From our point of view his most important paper was published in 2011 in American Economic Review, the leading economics publication, and the findings have not been contested by any other economists.

The study presents a framework to include air pollution into a system of national accounts i.e. calculations of gross domestic product and other macroeconomic statistics. It estimates the value of air pollution damage created by several industries in the United States. 

The impacts of six pollutants (sulphur dioxide [SO2] nitrous oxide [NOx], volatile organic compounds, ammonia, particles at less than 2.5 microns [PM2.5], and particles less than 10 microns [PM10-2.5]) are estimated on human health, agricultural yield, visibility, accelerated depreciation and human recreation.

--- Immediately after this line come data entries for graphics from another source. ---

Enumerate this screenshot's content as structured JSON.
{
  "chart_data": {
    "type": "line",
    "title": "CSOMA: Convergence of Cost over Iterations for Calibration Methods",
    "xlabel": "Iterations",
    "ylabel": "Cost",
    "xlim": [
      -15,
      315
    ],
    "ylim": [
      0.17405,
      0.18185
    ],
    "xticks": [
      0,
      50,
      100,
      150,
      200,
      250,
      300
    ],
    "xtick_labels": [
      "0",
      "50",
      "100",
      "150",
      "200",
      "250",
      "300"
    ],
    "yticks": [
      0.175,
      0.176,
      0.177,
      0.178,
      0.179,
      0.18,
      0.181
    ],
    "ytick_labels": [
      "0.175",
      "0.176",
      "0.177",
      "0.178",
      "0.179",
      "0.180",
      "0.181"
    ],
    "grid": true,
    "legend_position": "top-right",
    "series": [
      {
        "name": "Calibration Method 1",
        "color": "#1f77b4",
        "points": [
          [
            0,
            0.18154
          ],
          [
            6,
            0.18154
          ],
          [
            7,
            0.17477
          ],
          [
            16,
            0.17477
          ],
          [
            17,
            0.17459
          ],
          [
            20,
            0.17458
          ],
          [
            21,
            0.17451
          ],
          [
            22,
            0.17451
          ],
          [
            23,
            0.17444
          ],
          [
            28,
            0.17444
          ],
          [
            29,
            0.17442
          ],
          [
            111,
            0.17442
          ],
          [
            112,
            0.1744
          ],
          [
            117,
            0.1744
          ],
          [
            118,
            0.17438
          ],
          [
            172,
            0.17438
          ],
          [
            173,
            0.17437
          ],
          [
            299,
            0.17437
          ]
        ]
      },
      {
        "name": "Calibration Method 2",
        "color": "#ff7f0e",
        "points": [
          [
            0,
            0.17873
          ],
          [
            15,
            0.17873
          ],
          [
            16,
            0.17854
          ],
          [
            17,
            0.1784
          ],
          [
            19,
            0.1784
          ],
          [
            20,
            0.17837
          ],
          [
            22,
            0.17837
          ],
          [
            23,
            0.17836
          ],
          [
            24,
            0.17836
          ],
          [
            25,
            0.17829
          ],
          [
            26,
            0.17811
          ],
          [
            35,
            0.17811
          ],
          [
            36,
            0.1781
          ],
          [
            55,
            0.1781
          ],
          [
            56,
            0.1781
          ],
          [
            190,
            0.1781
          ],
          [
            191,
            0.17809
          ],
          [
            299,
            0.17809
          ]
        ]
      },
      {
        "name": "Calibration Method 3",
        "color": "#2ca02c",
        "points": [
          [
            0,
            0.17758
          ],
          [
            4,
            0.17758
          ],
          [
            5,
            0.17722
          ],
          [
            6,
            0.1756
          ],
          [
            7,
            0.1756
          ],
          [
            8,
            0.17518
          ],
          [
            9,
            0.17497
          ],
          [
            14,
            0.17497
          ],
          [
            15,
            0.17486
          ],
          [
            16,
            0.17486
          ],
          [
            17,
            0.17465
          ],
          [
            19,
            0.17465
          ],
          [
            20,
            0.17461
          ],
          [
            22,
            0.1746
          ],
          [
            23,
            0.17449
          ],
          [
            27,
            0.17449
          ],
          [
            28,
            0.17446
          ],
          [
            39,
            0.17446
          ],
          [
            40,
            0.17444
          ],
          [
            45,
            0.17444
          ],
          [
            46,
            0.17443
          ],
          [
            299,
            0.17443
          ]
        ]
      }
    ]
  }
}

Air pollution concentrations are related to human illness and death and the economic loss estimated.

This is what the study found: several industries cause damages greater than their "value added" - i.e. the difference between the value of the inputs they take in and the value of the output they produce. Coal fired power generation was found to produce damages from 0.8 to 5.6 times its value added. In other words, the damage caused is worth, at best, 80 per cent of the net value of the industry and at worst, 5.6 times greater.

These are remarkable findings which indicate at best that coal fired power generation has no economic value to the community. At worst the industry is a huge economic burden.

These findings were reported by DEA in How Coal Burns Australia.

The political battles today continue over the Commons for development and growth and are the basis for a successful market under the present self- perpetuating economic system. Development almost always means that the Commons is consumed in some way and thereby lies the political battle we all fight on a daily basis whist we participate of necessity in the market system! Ah, but there are alternatives as I will describe in a subsequent article.